Medically reviewed by

Dr. Gerardo Sison

April 1, 2019

Addiction rarely only affects the individuals taking the substances. Often times, the ones closest to individuals who are addicted to drugs struggle to hold onto their personal relationships as a result of the substance abuse. It is important to support a family member or loved one during these times so that they can overcome addiction and begin to repair their relationships.

Each year millions of families are affected by chemical dependency. Unfortunately, it’s not all that surprising. Over the course of a lifetime, 82 percent of the US population will have tried alcohol, 62 percent will have smoked, 47% will have used illicit drugs including heroin and cocaine, and 41 percent will try marijuana. These individuals come from all walks of life. Some are mothers, fathers, siblings, and children. Chemical dependency doesn’t just affect the person; it wreaks havoc on families.

How Does Chemical Dependency Develop?

Chemical dependency is an addiction to any compound that alters brain function, including prescription and illicit drugs, and alcohol. The word “dependency” refers to a physical need to take a drug. If someone stops taking a drug on which they are dependent, they will experience side effects or withdrawal symptoms. Someone who abuses a drug will develop a tolerance to it and require more of the substance to avoid withdrawal symptoms.

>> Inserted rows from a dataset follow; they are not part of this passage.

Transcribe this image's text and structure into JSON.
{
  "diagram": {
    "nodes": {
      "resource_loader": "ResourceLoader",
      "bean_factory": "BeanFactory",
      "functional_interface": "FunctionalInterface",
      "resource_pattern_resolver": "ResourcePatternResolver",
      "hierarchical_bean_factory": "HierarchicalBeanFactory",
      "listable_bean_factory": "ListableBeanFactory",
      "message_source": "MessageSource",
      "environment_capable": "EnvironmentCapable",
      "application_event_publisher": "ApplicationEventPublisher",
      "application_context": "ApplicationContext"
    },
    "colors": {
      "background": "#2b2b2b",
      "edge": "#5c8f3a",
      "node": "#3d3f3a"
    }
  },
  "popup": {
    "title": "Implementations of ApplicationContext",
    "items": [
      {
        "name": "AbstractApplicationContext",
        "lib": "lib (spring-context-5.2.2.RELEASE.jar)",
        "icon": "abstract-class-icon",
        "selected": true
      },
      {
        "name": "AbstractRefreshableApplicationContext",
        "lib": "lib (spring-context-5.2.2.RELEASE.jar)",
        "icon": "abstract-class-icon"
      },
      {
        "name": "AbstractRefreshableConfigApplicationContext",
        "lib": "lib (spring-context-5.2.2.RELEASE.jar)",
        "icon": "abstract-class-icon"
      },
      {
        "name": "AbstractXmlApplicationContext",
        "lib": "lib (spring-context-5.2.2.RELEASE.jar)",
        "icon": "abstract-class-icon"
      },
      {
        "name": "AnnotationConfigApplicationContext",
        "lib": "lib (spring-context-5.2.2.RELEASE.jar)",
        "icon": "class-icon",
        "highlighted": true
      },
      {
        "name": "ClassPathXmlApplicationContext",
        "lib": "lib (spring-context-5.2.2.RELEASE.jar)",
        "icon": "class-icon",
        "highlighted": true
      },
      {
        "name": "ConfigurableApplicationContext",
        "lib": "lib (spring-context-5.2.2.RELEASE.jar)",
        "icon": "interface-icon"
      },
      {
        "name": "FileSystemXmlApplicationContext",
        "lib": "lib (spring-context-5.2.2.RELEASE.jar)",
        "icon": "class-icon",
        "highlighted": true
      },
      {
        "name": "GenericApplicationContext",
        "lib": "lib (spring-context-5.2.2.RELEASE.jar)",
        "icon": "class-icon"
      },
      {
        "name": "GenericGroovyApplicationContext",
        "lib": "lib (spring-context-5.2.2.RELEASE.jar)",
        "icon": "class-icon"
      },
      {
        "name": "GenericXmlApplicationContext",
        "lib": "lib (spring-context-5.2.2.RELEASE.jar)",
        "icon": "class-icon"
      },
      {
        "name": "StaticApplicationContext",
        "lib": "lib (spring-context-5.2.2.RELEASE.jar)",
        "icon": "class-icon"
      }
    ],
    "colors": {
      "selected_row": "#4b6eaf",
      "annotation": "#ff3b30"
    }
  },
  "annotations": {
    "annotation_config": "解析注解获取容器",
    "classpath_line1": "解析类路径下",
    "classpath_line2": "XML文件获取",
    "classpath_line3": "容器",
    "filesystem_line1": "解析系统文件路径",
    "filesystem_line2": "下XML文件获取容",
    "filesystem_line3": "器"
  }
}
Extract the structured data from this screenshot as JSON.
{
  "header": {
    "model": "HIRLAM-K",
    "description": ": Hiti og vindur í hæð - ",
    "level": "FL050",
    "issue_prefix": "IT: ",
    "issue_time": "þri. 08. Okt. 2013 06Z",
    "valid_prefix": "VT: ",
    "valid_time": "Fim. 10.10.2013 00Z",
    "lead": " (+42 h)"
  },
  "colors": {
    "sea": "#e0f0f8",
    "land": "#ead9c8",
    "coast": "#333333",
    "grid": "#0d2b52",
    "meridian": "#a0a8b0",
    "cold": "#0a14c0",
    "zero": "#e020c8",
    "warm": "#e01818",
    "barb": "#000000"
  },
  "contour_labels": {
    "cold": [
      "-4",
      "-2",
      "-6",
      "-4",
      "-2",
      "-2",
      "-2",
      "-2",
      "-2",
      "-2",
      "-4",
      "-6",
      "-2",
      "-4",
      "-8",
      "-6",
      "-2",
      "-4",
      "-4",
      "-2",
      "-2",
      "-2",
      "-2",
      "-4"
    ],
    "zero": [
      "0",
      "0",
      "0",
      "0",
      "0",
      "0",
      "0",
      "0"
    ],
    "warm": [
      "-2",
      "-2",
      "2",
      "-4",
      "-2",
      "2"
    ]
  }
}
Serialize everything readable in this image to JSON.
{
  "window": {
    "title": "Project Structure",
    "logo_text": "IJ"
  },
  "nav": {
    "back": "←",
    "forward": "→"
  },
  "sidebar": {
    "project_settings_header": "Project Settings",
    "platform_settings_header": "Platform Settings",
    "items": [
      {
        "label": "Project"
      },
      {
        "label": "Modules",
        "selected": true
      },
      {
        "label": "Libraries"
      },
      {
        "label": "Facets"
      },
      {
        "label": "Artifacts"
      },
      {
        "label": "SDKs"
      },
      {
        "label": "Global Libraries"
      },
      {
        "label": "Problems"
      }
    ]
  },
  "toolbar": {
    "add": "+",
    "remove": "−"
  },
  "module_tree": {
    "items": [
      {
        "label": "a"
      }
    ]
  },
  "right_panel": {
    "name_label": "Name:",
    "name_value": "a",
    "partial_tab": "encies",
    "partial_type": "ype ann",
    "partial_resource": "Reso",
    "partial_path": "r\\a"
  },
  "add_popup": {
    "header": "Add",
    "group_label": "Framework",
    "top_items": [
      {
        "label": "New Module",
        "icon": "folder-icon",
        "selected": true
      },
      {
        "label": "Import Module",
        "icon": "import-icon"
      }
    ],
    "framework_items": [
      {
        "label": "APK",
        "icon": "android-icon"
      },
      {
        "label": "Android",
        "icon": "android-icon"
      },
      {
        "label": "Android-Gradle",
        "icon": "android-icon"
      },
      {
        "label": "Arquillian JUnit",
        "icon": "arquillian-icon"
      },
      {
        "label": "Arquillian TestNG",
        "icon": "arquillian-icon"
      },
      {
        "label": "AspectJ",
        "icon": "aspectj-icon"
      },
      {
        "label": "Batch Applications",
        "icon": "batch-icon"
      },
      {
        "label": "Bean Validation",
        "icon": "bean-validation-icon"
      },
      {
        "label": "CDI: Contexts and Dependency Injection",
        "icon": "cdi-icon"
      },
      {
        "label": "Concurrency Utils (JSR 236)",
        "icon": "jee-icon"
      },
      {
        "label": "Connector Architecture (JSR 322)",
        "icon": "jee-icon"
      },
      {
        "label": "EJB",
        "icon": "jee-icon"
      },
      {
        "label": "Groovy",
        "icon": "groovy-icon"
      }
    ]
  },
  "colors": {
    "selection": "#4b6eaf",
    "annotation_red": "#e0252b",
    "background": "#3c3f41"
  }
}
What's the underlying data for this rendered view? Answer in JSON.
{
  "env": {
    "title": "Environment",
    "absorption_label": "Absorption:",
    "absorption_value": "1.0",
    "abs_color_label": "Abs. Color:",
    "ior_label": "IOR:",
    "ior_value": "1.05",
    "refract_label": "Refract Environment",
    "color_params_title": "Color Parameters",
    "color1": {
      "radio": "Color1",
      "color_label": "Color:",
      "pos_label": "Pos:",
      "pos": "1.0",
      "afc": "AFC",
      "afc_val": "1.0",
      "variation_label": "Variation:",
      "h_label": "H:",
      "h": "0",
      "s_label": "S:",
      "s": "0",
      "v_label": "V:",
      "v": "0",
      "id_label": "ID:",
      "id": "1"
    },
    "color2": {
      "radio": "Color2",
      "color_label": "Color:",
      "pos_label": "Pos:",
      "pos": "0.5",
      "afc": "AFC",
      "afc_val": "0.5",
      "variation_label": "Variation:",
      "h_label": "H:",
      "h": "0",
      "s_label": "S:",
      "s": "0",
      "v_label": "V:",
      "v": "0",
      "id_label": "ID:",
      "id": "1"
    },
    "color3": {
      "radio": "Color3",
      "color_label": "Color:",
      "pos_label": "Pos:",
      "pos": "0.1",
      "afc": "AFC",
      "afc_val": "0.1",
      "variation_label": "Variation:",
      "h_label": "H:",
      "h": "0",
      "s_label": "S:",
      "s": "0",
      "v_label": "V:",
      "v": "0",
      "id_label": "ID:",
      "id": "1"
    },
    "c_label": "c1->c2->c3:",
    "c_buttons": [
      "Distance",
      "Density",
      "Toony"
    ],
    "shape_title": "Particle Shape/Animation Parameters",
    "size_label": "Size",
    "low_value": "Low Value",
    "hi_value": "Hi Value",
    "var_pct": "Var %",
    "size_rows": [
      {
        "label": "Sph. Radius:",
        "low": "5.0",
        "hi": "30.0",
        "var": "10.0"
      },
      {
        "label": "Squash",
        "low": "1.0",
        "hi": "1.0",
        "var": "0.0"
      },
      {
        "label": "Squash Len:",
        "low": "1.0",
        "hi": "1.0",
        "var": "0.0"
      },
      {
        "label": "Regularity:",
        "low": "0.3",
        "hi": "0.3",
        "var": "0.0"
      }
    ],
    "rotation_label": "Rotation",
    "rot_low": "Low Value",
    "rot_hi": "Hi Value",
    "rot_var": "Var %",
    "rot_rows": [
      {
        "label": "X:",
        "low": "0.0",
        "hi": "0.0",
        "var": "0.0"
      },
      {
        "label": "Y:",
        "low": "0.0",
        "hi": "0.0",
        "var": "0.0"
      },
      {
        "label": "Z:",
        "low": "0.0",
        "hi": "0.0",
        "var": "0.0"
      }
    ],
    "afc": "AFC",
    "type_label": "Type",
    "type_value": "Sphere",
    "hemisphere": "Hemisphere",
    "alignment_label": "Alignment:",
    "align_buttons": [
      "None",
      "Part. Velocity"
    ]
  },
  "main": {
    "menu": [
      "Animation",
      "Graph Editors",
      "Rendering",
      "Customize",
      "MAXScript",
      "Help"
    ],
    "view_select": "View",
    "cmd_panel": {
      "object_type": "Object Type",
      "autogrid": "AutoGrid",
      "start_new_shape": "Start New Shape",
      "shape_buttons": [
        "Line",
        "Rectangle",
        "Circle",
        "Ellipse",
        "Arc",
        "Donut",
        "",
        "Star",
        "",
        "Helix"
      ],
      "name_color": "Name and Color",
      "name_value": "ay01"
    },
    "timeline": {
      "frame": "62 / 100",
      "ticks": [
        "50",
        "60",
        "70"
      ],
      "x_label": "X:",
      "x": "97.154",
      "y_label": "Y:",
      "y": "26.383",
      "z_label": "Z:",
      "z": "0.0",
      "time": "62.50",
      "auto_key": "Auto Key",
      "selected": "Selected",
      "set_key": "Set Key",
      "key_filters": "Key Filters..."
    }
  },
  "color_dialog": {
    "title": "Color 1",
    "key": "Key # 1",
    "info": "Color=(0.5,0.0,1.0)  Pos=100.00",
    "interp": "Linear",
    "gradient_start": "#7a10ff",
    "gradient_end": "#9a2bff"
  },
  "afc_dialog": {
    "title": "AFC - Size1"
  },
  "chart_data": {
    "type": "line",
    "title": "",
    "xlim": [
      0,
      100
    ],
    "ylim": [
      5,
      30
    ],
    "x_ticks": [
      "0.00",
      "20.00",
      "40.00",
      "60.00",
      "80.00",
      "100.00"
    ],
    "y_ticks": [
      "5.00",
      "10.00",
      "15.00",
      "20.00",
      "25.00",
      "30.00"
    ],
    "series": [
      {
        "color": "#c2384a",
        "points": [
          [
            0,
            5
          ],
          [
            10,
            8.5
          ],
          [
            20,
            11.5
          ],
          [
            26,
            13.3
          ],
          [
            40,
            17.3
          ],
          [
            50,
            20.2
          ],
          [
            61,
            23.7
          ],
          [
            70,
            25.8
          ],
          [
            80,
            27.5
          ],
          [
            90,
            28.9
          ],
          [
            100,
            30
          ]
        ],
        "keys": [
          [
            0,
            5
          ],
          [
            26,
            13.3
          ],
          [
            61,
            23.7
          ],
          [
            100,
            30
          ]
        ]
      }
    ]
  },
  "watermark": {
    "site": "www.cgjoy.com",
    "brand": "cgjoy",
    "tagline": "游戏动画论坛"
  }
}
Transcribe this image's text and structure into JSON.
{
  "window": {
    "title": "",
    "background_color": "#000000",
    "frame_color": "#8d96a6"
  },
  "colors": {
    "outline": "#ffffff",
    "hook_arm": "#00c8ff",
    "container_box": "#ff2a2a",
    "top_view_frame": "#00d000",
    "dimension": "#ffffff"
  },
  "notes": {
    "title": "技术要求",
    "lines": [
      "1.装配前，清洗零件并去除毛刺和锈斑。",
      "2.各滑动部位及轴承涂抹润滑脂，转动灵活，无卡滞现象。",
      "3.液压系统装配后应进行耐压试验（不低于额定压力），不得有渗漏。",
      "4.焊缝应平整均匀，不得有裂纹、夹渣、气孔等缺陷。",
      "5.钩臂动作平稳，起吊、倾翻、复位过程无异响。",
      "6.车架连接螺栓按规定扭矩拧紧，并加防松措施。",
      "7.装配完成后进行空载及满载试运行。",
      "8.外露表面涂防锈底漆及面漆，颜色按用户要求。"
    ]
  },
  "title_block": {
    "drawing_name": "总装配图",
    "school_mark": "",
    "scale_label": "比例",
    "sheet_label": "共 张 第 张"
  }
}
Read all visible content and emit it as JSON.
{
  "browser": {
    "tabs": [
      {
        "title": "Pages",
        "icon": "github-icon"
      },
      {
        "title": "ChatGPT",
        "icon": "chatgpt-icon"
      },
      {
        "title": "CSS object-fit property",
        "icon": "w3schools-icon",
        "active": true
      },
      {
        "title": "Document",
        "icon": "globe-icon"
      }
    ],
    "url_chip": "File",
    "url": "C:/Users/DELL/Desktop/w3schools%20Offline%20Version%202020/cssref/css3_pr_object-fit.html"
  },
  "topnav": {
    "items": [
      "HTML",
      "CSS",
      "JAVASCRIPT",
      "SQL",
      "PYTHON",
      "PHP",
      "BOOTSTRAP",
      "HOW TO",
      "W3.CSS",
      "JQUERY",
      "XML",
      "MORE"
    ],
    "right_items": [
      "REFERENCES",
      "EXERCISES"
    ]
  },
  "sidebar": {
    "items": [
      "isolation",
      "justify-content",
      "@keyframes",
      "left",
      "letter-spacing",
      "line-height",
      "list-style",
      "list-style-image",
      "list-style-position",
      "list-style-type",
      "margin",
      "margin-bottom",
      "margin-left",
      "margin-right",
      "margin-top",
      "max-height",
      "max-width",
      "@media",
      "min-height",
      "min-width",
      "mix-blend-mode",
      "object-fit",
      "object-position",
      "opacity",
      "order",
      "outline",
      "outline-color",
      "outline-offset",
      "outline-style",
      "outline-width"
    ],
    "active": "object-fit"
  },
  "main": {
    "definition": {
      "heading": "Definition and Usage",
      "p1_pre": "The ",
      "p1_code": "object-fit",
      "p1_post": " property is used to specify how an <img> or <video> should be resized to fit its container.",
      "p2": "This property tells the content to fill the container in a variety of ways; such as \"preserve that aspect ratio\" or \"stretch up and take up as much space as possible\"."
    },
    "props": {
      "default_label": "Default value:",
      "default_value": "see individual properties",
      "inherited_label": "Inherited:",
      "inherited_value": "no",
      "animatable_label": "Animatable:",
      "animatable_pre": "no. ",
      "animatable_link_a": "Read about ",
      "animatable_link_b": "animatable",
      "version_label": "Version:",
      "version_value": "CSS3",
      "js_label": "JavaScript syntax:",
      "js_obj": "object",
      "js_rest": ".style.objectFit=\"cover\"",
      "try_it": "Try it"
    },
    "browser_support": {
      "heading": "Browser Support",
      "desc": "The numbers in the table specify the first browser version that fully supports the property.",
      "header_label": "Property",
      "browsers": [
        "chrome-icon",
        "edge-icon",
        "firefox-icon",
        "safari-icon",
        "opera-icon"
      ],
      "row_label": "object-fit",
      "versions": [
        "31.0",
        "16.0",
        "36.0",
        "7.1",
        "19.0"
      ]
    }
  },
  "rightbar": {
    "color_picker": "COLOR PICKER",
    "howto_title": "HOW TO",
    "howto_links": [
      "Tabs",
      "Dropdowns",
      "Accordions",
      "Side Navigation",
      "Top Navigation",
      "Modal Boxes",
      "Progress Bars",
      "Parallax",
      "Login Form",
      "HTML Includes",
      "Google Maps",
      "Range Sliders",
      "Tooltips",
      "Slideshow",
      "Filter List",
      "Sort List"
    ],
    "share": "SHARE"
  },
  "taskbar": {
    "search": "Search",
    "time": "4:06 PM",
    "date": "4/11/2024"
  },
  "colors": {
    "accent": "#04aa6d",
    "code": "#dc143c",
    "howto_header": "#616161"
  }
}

Signs of Chemical Dependency

  • Withdrawal symptoms upon cessation of use
  • More of the substance is needed to obtain same effect
  • Social isolation
  • Using the drug despite known health risks

A chemical dependence on a drug develops over time, though risk factors for addiction and how quickly someone is likely to become dependent are driven by genetic predisposition and other external forces including socioeconomic factors and early exposure to drug use.

The human brain includes a protective mechanism designed to reward pro-survival activities like eating, drinking water, sex, and sleep. When you eat a food high in fats, proteins, or carbohydrates, the neural pathways in your brain are flooded with a release of dopamine. With this dopamine response, comes that satiated feeling you get after eating your favorite meal.

Addictive substances initiate the dopamine response, but on a far more concentrated level. The brain quickly begins to associate drugs or alcohol with life sustaining needs like food, water, and sleep.

How Does Chemical Dependency Affect Family Relationships?

It is said that a single person using drugs affects as many as 100 people. Within family groups, someone who abuses drugs has the potential for far greater harm, not only to themselves, but to those they love. Someone who uses drugs is typically less stable, less responsible, more likely to lie or steal, and more likely to commit crimes. Children in homes which at least one parent is using are at higher risk for abuse and neglect.

Children of chemically dependent adults are more likely to:

  • be victims of physical or sexual violence
  • suffer greater rates of anxiety and depression
  • sleep less
  • do more poorly in school
  • suffer from illness due to stress and poor nutrition
  • experience higher rates of behavioral issues (i.e. ADHD)

Children in households where at least one parent abuses drugs or alcohol is more likely to end up in foster care.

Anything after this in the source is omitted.